Evidence for an accelerating universe
One of the observational foundations for the big bang model of cosmology was the observed expansion of the universe. Measurement of the expansion rate is a critical part of the study, and it has been found that the expansion rate is very nearly "flat". That is, the universe is very close to the critical density, above which it would slow down and collapse inward toward a future "big crunch". One of the great challenges of astronomy and astrophysics is distance measurement over the vast distances of the universe. Since the 1990s it has become apparent that type Ia supernovae offer a unique opportunity for the consistent measurement of distance out to perhaps 1000 Mpc. Measurement at these great distances provided the first data to suggest that the expansion rate of the universe is actually accelerating. That acceleration implies an energy density that acts in opposition to gravity which would cause the expansion to accelerate. This is an energy density which we have not directly detected observationally and it has been given the name "dark energy".
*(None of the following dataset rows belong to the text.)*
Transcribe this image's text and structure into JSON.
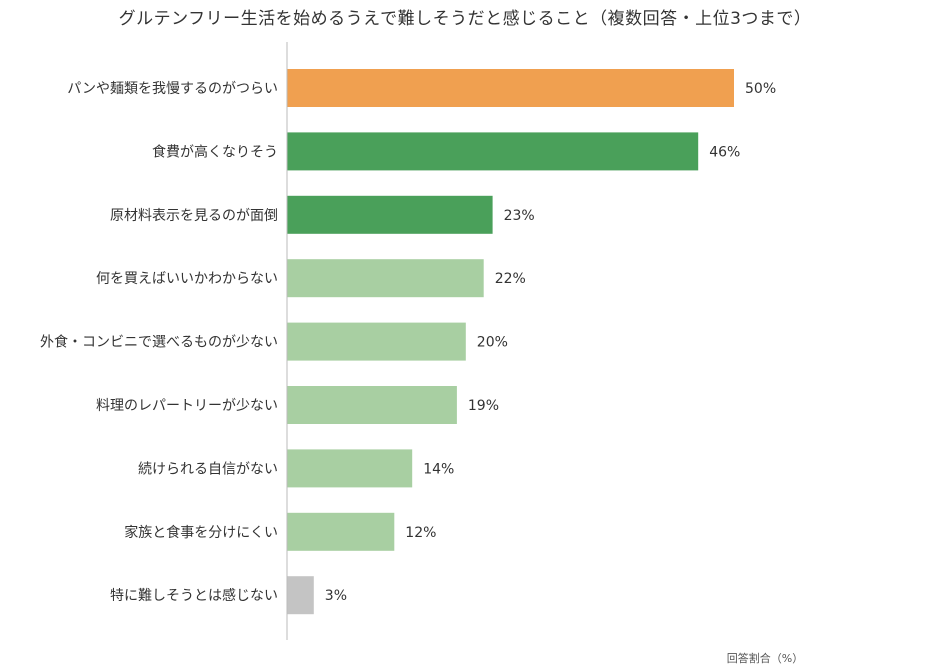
{
  "chart_data": {
    "type": "bar",
    "orientation": "horizontal",
    "title": "グルテンフリー生活を始めるうえで難しそうだと感じること（複数回答・上位3つまで）",
    "xlabel": "回答割合（%）",
    "ylabel": "",
    "xlim": [
      0,
      50
    ],
    "grid": false,
    "legend": "none",
    "value_suffix": "%",
    "categories": [
      "パンや麺類を我慢するのがつらい",
      "食費が高くなりそう",
      "原材料表示を見るのが面倒",
      "何を買えばいいかわからない",
      "外食・コンビニで選べるものが少ない",
      "料理のレパートリーが少ない",
      "続けられる自信がない",
      "家族と食事を分けにくい",
      "特に難しそうとは感じない"
    ],
    "values": [
      50,
      46,
      23,
      22,
      20,
      19,
      14,
      12,
      3
    ],
    "colors": [
      "#f0a050",
      "#4aa05a",
      "#4aa05a",
      "#a8cfa2",
      "#a8cfa2",
      "#a8cfa2",
      "#a8cfa2",
      "#a8cfa2",
      "#c4c4c4"
    ],
    "axis_color": "#bbbbbb",
    "text_color": "#333333"
  }
}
The type Ia supernova evidence for an accelerated universe has been discussed by Perlmutter and the diagrams below follows his illustration in Physics Today.
The data summarized in the illustration above involve the measurement of the redshifts of the distant supernovae. The observed magnitudes are plotted against the redshift parameter z. Note that there are a number of Type 1a supernovae around z=.6, which with a Hubble constant of 71 km/s/mpc is a distance of about 5 billion light years.